CAN I RECEIVE SOCIAL SECURITY ON MY SPOUSE’S ACCOUNT AFTER A DIVORCE?

Persons who are divorced may still be able to draw social security benefits on your former spouse’s account.

Social Security Retirement Benefits

The requirements for these benefits include:

  • A marriage that lasted 10 years or longer;
  • You have not re-married. If your spouse is deceased, you may still be entitled to benefits if you are over 60 (age 50 if disabled) when you re-marry.
  • You are age 62 or older. If your spouse is deceased, you may receive benefits if you are either 60 years of age, or over 50, and disabled, if the disability began within 7 years of your spouse’s death;
  • The benefit that you would receive based on your own work is less than the benefit you would receive based on ex’s; and
  • Your ex-spouse has either retired, become disabled, or died. If your spouse is eligible for retirement benefits, but has not applied for them, and you have been divorced for at least two years, you can still receive divorced spouse benefits.

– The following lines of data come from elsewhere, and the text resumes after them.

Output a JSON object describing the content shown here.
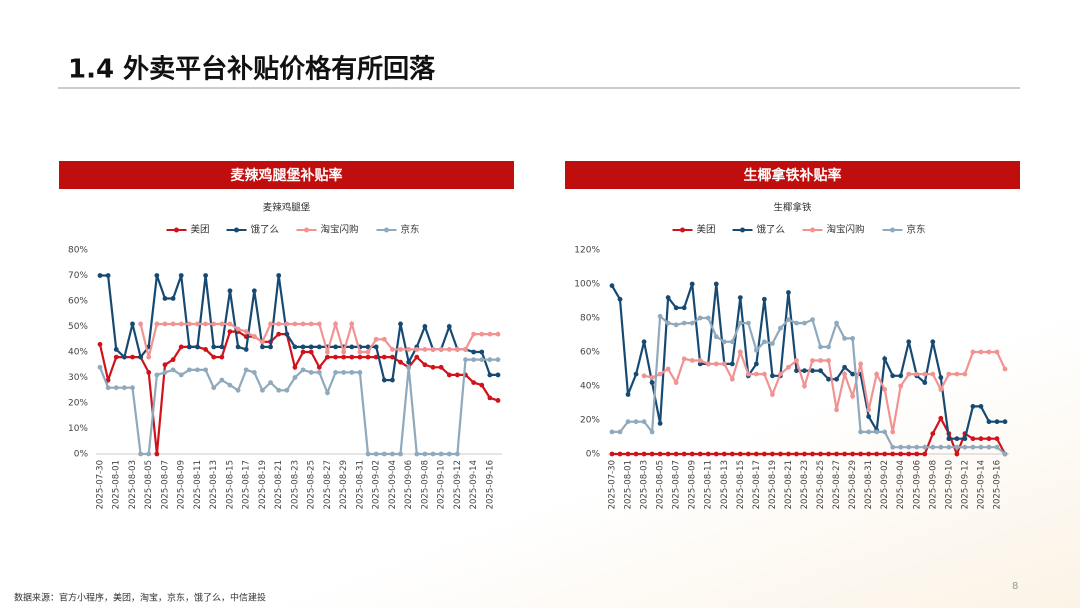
{
  "header": {
    "title": "1.4 外卖平台补贴价格有所回落"
  },
  "source": "数据来源：官方小程序，美团，淘宝，京东，饿了么，中信建投",
  "page_number": "8",
  "chart_data": [
    {
      "type": "line",
      "heading": "麦辣鸡腿堡补贴率",
      "title": "麦辣鸡腿堡",
      "categories": [
        "2025-07-30",
        null,
        "2025-08-01",
        null,
        "2025-08-03",
        null,
        "2025-08-05",
        null,
        "2025-08-07",
        null,
        "2025-08-09",
        null,
        "2025-08-11",
        null,
        "2025-08-13",
        null,
        "2025-08-15",
        null,
        "2025-08-17",
        null,
        "2025-08-19",
        null,
        "2025-08-21",
        null,
        "2025-08-23",
        null,
        "2025-08-25",
        null,
        "2025-08-27",
        null,
        "2025-08-29",
        null,
        "2025-08-31",
        null,
        "2025-09-02",
        null,
        "2025-09-04",
        null,
        "2025-09-06",
        null,
        "2025-09-08",
        null,
        "2025-09-10",
        null,
        "2025-09-12",
        null,
        "2025-09-14",
        null,
        "2025-09-16",
        null
      ],
      "ylim": [
        0,
        80
      ],
      "yticks": [
        {
          "value": 0,
          "label": "0%"
        },
        {
          "value": 10,
          "label": "10%"
        },
        {
          "value": 20,
          "label": "20%"
        },
        {
          "value": 30,
          "label": "30%"
        },
        {
          "value": 40,
          "label": "40%"
        },
        {
          "value": 50,
          "label": "50%"
        },
        {
          "value": 60,
          "label": "60%"
        },
        {
          "value": 70,
          "label": "70%"
        },
        {
          "value": 80,
          "label": "80%"
        }
      ],
      "series": [
        {
          "name": "美团",
          "color": "#d0121b",
          "values": [
            43,
            29,
            38,
            38,
            38,
            38,
            32,
            0,
            35,
            37,
            42,
            42,
            42,
            41,
            38,
            38,
            48,
            48,
            46,
            46,
            44,
            44,
            47,
            47,
            34,
            40,
            40,
            34,
            38,
            38,
            38,
            38,
            38,
            38,
            38,
            38,
            38,
            36,
            34,
            38,
            35,
            34,
            34,
            31,
            31,
            31,
            28,
            27,
            22,
            21
          ]
        },
        {
          "name": "饿了么",
          "color": "#174a72",
          "values": [
            70,
            70,
            41,
            38,
            51,
            38,
            42,
            70,
            61,
            61,
            70,
            42,
            42,
            70,
            42,
            42,
            64,
            42,
            41,
            64,
            42,
            42,
            70,
            47,
            42,
            42,
            42,
            42,
            42,
            42,
            42,
            42,
            42,
            42,
            42,
            29,
            29,
            51,
            36,
            42,
            50,
            41,
            41,
            50,
            41,
            41,
            40,
            40,
            31,
            31
          ]
        },
        {
          "name": "淘宝闪购",
          "color": "#f19393",
          "values": [
            null,
            null,
            null,
            null,
            null,
            51,
            38,
            51,
            51,
            51,
            51,
            51,
            51,
            51,
            51,
            51,
            51,
            49,
            48,
            46,
            44,
            51,
            51,
            51,
            51,
            51,
            51,
            51,
            40,
            51,
            40,
            51,
            40,
            40,
            45,
            45,
            41,
            41,
            41,
            41,
            41,
            41,
            41,
            41,
            41,
            41,
            47,
            47,
            47,
            47
          ]
        },
        {
          "name": "京东",
          "color": "#90a9bc",
          "values": [
            34,
            26,
            26,
            26,
            26,
            0,
            0,
            31,
            32,
            33,
            31,
            33,
            33,
            33,
            26,
            29,
            27,
            25,
            33,
            32,
            25,
            28,
            25,
            25,
            30,
            33,
            32,
            32,
            24,
            32,
            32,
            32,
            32,
            0,
            0,
            0,
            0,
            0,
            34,
            0,
            0,
            0,
            0,
            0,
            0,
            37,
            37,
            37,
            37,
            37
          ]
        }
      ]
    },
    {
      "type": "line",
      "heading": "生椰拿铁补贴率",
      "title": "生椰拿铁",
      "categories": [
        "2025-07-30",
        null,
        "2025-08-01",
        null,
        "2025-08-03",
        null,
        "2025-08-05",
        null,
        "2025-08-07",
        null,
        "2025-08-09",
        null,
        "2025-08-11",
        null,
        "2025-08-13",
        null,
        "2025-08-15",
        null,
        "2025-08-17",
        null,
        "2025-08-19",
        null,
        "2025-08-21",
        null,
        "2025-08-23",
        null,
        "2025-08-25",
        null,
        "2025-08-27",
        null,
        "2025-08-29",
        null,
        "2025-08-31",
        null,
        "2025-09-02",
        null,
        "2025-09-04",
        null,
        "2025-09-06",
        null,
        "2025-09-08",
        null,
        "2025-09-10",
        null,
        "2025-09-12",
        null,
        "2025-09-14",
        null,
        "2025-09-16",
        null
      ],
      "ylim": [
        0,
        120
      ],
      "yticks": [
        {
          "value": 0,
          "label": "0%"
        },
        {
          "value": 20,
          "label": "20%"
        },
        {
          "value": 40,
          "label": "40%"
        },
        {
          "value": 60,
          "label": "60%"
        },
        {
          "value": 80,
          "label": "80%"
        },
        {
          "value": 100,
          "label": "100%"
        },
        {
          "value": 120,
          "label": "120%"
        }
      ],
      "series": [
        {
          "name": "美团",
          "color": "#d0121b",
          "values": [
            0,
            0,
            0,
            0,
            0,
            0,
            0,
            0,
            0,
            0,
            0,
            0,
            0,
            0,
            0,
            0,
            0,
            0,
            0,
            0,
            0,
            0,
            0,
            0,
            0,
            0,
            0,
            0,
            0,
            0,
            0,
            0,
            0,
            0,
            0,
            0,
            0,
            0,
            0,
            0,
            12,
            21,
            12,
            0,
            12,
            9,
            9,
            9,
            9,
            0
          ]
        },
        {
          "name": "饿了么",
          "color": "#174a72",
          "values": [
            99,
            91,
            35,
            47,
            66,
            42,
            18,
            92,
            86,
            86,
            100,
            53,
            53,
            100,
            53,
            53,
            92,
            46,
            53,
            91,
            46,
            46,
            95,
            49,
            49,
            49,
            49,
            44,
            44,
            51,
            47,
            47,
            22,
            14,
            56,
            46,
            46,
            66,
            46,
            42,
            66,
            45,
            9,
            9,
            9,
            28,
            28,
            19,
            19,
            19
          ]
        },
        {
          "name": "淘宝闪购",
          "color": "#f19393",
          "values": [
            null,
            null,
            null,
            null,
            46,
            45,
            47,
            50,
            42,
            56,
            55,
            55,
            53,
            53,
            53,
            44,
            60,
            47,
            47,
            47,
            35,
            47,
            51,
            55,
            40,
            55,
            55,
            55,
            26,
            47,
            34,
            53,
            26,
            47,
            38,
            13,
            40,
            47,
            47,
            47,
            47,
            38,
            47,
            47,
            47,
            60,
            60,
            60,
            60,
            50
          ]
        },
        {
          "name": "京东",
          "color": "#90a9bc",
          "values": [
            13,
            13,
            19,
            19,
            19,
            13,
            81,
            77,
            76,
            77,
            77,
            80,
            80,
            69,
            66,
            66,
            77,
            77,
            61,
            66,
            65,
            74,
            79,
            77,
            77,
            79,
            63,
            63,
            77,
            68,
            68,
            13,
            13,
            13,
            13,
            4,
            4,
            4,
            4,
            4,
            4,
            4,
            4,
            4,
            4,
            4,
            4,
            4,
            4,
            0
          ]
        }
      ]
    }
  ]
}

The benefit you receive as a divorced spouse is usually one-half of your ex’s full retirement benefits.

In Pennsylvania, you must make a claim for things like alimony, or distribution of property, before the divorce becomes final. Social Security benefits are an exception to this rule: they are not awarded as a part of a divorce settlement, and will be paid directly by Social Security if you are eligible for them. The only effect that the divorce proceedings have on your benefits is the timing of the divorce: a person who has been married for slightly less than 10 years might want to ask their divorce attorney to delay entering the final decree so that their eligibility is not lost.

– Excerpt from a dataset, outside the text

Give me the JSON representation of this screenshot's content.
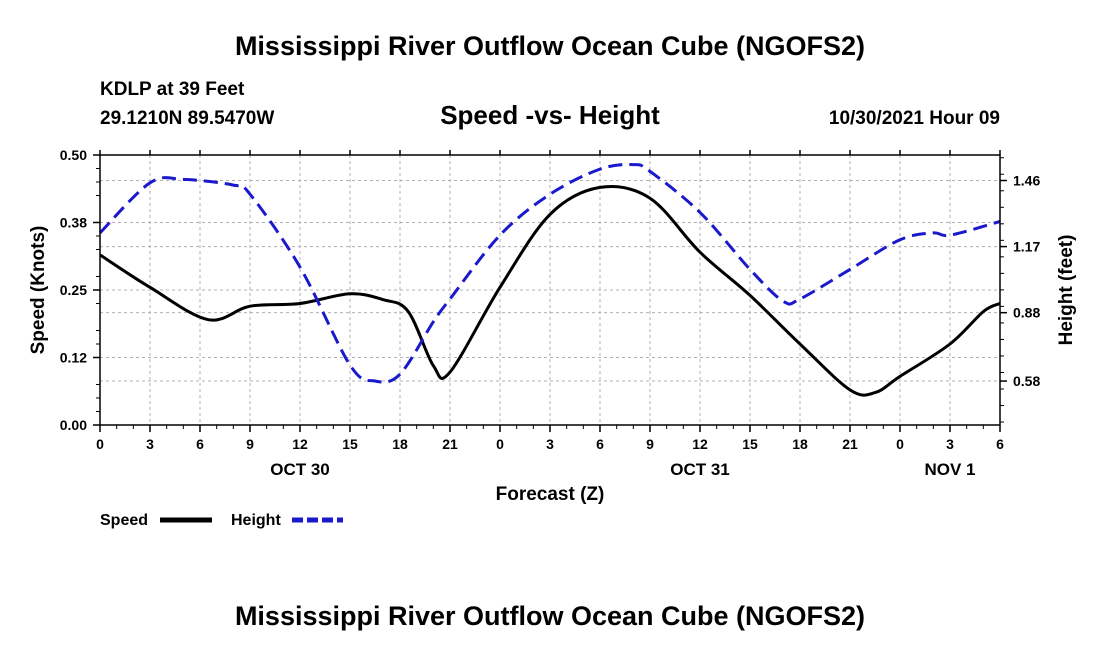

As is often the case with Social Security benefits, these rules have a number of twists and turns to them. If you have questions about your individual situation, you should contact your local social security office, or consult an attorney experienced in divorce and social security matters.

Social Security Mother’s or Father’s Benefits

These are benefits paid to the surviving spouse or surviving divorced spouse of an insured worker. To qualify for these benefits:

  • The other parent must be deceased;
  • That parent had sufficient earnings to qualify for Social Security benefits;
  • You must be unmarried;
  • You were married to the other parent for at least ten years; and
  • You are caring for a child who is under age 16 or disabled and entitled to child’s insurance benefits;

Social Security Child’s Benefits

Benefits for children do not depend on the length of a marriage, or even if their parents were ever married. They are entitled to benefits if:

  • One of their parents who is disabled, retired or deceased;
  • The parent is entitled to Social Security benefits;
  • The child is Unmarried; and
  • The child is either younger than age 18, 18 to 19 years old and a full-time High School student, or older than 18, if the child is disabled.